With parity so defined, the Russians are not likely to launch a first strike on the United States, and they are not likely to engage in the sort of overt aggression that would be calculated to trigger a strategic nuclear response. Strategic parity gives
us a good chance of keeping the nuclear genie in the bottle, and ensuring both sides that nuclear weapons will be used politically and diplomatically rather than militarily. But it does not create a risk-free environment; it does not relieve us of the necessity to maintain strong conventional and theater nuclear forces, able to preserve a local balance of power in each threatened area; it does not unburden us of the need to use power, or to deliver a credible threat to use it if challenged. The aggressor's edge must be neutralized by the power and will of those threatened by aggressors.

Parity at the strategic nuclear level makes it even more imperative that we substantially increase our general-purpose forces and improve our regional capabilities. In the past U.S. nuclear superiority compensated for regional imbalances in conventional forces. When the United States had nuclear superiority Soviet leaders had to be concerned that hostilities anywhere in the world might lead to the use of American strategic power against the Soviet Union. But strategic parity magnifies the significance of any regional Soviet superiority in conventional and tactical nuclear forces, thus increasing the threat to the security of that region.

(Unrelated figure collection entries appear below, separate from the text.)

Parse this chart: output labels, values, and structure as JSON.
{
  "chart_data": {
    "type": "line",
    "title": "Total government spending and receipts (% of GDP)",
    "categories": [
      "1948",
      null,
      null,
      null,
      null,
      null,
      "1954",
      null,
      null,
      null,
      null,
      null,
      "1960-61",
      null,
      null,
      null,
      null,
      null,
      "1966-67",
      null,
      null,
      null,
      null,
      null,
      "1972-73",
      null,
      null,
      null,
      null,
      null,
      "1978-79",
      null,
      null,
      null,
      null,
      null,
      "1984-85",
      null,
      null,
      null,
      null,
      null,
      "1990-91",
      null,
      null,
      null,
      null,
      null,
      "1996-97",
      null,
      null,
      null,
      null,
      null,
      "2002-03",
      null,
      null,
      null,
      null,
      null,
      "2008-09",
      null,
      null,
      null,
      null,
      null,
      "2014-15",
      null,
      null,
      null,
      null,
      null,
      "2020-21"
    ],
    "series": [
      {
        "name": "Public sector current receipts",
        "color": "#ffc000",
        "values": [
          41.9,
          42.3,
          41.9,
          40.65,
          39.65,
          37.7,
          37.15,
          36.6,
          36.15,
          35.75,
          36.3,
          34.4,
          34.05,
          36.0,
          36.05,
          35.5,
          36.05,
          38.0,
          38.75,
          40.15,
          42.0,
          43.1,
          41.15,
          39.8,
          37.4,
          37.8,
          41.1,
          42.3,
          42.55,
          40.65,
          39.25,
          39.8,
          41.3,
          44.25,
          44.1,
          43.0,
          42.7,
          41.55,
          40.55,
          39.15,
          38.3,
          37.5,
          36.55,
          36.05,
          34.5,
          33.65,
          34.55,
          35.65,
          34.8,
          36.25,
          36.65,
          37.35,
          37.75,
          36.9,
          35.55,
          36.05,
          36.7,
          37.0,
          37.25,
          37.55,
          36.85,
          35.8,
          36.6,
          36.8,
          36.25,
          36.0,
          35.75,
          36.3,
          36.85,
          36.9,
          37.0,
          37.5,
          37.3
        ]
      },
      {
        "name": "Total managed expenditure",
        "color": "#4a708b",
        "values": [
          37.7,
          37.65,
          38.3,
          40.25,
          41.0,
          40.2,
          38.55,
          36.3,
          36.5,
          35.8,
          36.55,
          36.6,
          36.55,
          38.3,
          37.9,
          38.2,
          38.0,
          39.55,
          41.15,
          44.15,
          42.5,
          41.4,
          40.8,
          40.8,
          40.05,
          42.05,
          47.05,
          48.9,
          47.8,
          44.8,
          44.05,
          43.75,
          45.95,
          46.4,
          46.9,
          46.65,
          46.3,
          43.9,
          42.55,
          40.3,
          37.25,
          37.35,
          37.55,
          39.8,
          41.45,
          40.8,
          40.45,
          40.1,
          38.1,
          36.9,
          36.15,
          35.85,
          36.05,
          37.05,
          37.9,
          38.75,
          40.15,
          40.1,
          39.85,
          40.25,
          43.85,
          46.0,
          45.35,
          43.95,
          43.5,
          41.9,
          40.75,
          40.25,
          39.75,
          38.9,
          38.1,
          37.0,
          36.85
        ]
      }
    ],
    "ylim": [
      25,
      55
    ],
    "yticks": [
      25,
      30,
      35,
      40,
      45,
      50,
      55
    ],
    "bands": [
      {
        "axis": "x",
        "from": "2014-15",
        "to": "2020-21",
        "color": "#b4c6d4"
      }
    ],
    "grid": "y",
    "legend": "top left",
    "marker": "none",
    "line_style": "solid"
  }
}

Within an overall framework of strategic parity, the usual play and counterplay of force and diplomacy goes forward on other levels. Parity can be sufficient if we are strong enough in other areas—theater nuclear forces, conventional forces, the strength and cohesion of our alliances, the will and skill of our leaders—to check Soviet adventuring without holding a strategic advantage. If we fail in these other areas, then parity will no longer be sufficient; then we will have to resume an all-out arms race, and go all out to win. Otherwise we will lose.